Experimental anti-alveolar basement membrane antibody-mediated pneumonitis. I. The role of increased permeability of the alveolar capillary wall induced by oxygen.

Abstract

Attempts to produce in animals lung lesions mediated by anti-alveolar basement membrane (ABM) antibodies have thus far been inconclusive. The aim of the present study was to test the hypothesis that increased permeability of the endothelial cell lining is needed before circulating antibodies can gain access and bind to ABM. A goat antiserum was prepared against purified rabbit ABM. After i.v. injection of the gamma-globulin fraction into rabbits, goat IgG was detected in glomerular basement membrane but not in ABM. However, 17 of 19 rabbits injected with anti-ABM antibody after exposure for 62 to 66 hr to 100% oxygen had a diffuse linear binding of goat IgG in ABM and died with pulmonary edema and hemorrhagic pneumonitis.

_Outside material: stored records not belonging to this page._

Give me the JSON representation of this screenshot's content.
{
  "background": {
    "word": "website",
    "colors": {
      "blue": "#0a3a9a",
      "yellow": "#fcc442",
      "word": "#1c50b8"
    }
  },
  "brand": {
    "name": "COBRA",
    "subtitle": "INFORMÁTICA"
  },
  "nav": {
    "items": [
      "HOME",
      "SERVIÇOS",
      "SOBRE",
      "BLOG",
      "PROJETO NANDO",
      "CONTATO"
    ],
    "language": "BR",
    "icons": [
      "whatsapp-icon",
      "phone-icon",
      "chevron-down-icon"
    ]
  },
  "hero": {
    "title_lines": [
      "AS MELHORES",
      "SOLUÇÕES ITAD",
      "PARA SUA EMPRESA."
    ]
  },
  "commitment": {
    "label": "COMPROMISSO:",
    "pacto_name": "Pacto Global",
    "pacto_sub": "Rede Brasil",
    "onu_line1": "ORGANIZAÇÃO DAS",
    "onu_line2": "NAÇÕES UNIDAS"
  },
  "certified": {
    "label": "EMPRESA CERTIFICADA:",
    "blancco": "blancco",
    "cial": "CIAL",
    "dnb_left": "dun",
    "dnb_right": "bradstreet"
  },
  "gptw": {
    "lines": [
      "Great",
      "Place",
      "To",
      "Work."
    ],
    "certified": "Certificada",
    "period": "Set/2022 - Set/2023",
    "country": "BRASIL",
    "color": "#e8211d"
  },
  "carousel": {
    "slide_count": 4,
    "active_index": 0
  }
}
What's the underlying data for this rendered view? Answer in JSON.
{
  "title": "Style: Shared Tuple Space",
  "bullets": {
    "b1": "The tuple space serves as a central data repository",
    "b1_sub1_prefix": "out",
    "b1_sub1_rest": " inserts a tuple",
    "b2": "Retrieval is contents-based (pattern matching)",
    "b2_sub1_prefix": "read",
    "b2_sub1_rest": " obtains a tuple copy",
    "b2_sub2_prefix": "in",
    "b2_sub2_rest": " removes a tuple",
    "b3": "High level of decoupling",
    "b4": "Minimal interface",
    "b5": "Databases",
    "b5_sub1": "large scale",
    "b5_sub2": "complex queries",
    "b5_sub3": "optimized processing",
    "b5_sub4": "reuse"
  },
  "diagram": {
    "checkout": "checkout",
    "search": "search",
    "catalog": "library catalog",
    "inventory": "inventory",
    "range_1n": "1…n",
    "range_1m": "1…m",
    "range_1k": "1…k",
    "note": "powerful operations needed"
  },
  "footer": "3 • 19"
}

By the paired label isotope technique, uptake of anti-ABM antibodies in lung far exceeded that in kidney. Semiquantitative histologic studies indicated that the lesions in the lung of these rabbits were more severe then those found in rabbits exposed to 100% oxygen and injected with normal goat serum gamma-globulin. None of the latter animals died with pulmonary edema; none was found to have binding of goat IgG in the lung. The results indicate that under normal physiologic conditions the endothelium is a barrier that prevents binding of IgG antibodies to ABM. The increased permeability induced by oxygen in the alveolar capillary wall is a nonimmunologic factor allowing the development of a reproducible model of severe anti-ABM antibody-mediated pneumonitis.